Technically Annessa hadn’t been her “friend,” but she let it pass. “I know. God, it’s so awful.”

“And Harper was there?” How had she heard that already? Not that it mattered. Edgewater was a small town and news traveled through the stores, coffee shops, restaurants, and small businesses like a wildfire caught on the wind.

“Yeah.”

“Traumatic for her.” A pause. “Is she okay?”

Stretching her neck, Rachel looked down the hallway to the kitchen, where Harper was seated at the table, Lucas at the door, Dylan out of sight, probably standing around the corner next to the refrigerator or stove. “It’s hard to tell. She says she is, and she seems as normal as can be expected, but it was rough on her. I kept both of them home from school today.” As she watched, Harper grinned widely and gave a short laugh. She handed Lucas her phone as she sipped from a straw stuck into a cup with the logo of the local Mexican take-out spot. Probably not part of her proclaimed detox regimen.

Lucas took one look at Harper’s cell and his face split into a wide grin that reminded Rachel of Lila. Luke’s son definitely took after his mother’s side of the family.

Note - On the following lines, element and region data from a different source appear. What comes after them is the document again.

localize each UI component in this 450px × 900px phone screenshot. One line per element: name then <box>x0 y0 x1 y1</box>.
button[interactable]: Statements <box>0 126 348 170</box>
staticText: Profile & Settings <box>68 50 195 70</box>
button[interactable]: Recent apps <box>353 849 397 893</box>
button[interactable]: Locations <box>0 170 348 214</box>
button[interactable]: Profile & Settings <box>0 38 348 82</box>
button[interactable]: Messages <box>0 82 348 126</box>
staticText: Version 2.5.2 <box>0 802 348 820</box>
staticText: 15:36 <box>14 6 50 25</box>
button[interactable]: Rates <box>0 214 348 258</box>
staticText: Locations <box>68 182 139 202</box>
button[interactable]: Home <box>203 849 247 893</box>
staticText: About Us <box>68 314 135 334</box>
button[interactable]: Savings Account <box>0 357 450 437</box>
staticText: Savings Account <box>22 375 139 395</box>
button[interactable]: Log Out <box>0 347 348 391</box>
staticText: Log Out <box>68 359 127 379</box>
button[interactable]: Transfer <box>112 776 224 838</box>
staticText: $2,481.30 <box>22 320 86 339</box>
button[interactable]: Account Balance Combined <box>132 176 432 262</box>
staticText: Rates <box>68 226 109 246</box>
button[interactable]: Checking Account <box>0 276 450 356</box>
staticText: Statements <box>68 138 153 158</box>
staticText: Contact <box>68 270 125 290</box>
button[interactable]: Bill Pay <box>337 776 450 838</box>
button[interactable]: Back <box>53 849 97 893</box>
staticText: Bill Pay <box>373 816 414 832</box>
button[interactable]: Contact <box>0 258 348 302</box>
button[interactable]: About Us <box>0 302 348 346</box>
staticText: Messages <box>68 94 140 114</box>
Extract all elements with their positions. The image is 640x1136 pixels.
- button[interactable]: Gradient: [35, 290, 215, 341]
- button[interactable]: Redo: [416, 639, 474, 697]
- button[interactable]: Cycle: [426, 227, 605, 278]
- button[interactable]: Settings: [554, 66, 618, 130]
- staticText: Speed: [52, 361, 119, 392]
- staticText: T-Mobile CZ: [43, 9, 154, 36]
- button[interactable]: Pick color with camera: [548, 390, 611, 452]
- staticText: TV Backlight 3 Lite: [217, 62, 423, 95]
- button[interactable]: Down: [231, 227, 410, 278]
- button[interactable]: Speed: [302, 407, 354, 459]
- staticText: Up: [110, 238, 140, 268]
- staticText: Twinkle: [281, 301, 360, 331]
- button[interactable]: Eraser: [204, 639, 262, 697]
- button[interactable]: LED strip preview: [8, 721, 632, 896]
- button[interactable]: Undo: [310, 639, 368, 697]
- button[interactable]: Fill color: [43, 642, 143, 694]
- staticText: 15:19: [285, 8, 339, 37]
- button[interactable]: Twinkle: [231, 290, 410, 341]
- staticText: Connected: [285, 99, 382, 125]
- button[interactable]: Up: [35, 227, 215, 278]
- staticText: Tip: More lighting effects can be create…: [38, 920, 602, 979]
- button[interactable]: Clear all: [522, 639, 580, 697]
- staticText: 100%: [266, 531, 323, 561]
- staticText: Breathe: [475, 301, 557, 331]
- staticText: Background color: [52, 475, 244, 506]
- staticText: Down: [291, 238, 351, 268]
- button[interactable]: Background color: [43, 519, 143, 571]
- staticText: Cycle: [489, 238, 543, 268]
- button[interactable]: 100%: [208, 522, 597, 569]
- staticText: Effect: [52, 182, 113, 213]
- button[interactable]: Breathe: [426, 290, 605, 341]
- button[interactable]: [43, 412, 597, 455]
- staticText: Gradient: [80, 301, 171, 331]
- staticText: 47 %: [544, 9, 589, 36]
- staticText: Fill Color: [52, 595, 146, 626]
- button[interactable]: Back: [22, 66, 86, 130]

“I don’t blame you for letting them stay home,” Melinda was saying. “With everything that’s happening here, keep them close. It’s all just so hard. For all of us.”

“You read the paper today?” she asked her mother.

“Yeah, yeah, I did. I told myself not to, that I’d just be upset, but . . . anyway, of course I did, and yes, it was upsetting.” A long sigh. “It’s nothing compared to the murders, of course. Those families are in so much pain and I know what that’s like, but . . .”

Rachel said, “It still stings, though.”

“Stings like a bitch and Mercedes Jennings—er, Pope—keeps calling me and wanting me to submit to an interview for that damned paper, but I just won’t.” Melinda was firm.

“Don’t blame you.”

“I think it’s odd that she’s so focused on what happened to Luke,” Melinda confided. “Because he told me once that she didn’t like him.”

“Yeah.” Rachel sighed and shook her head. “She’s one of the few of my friends who wasn’t half in love with him. God, they all fell all over him, like he was God’s gift or something.”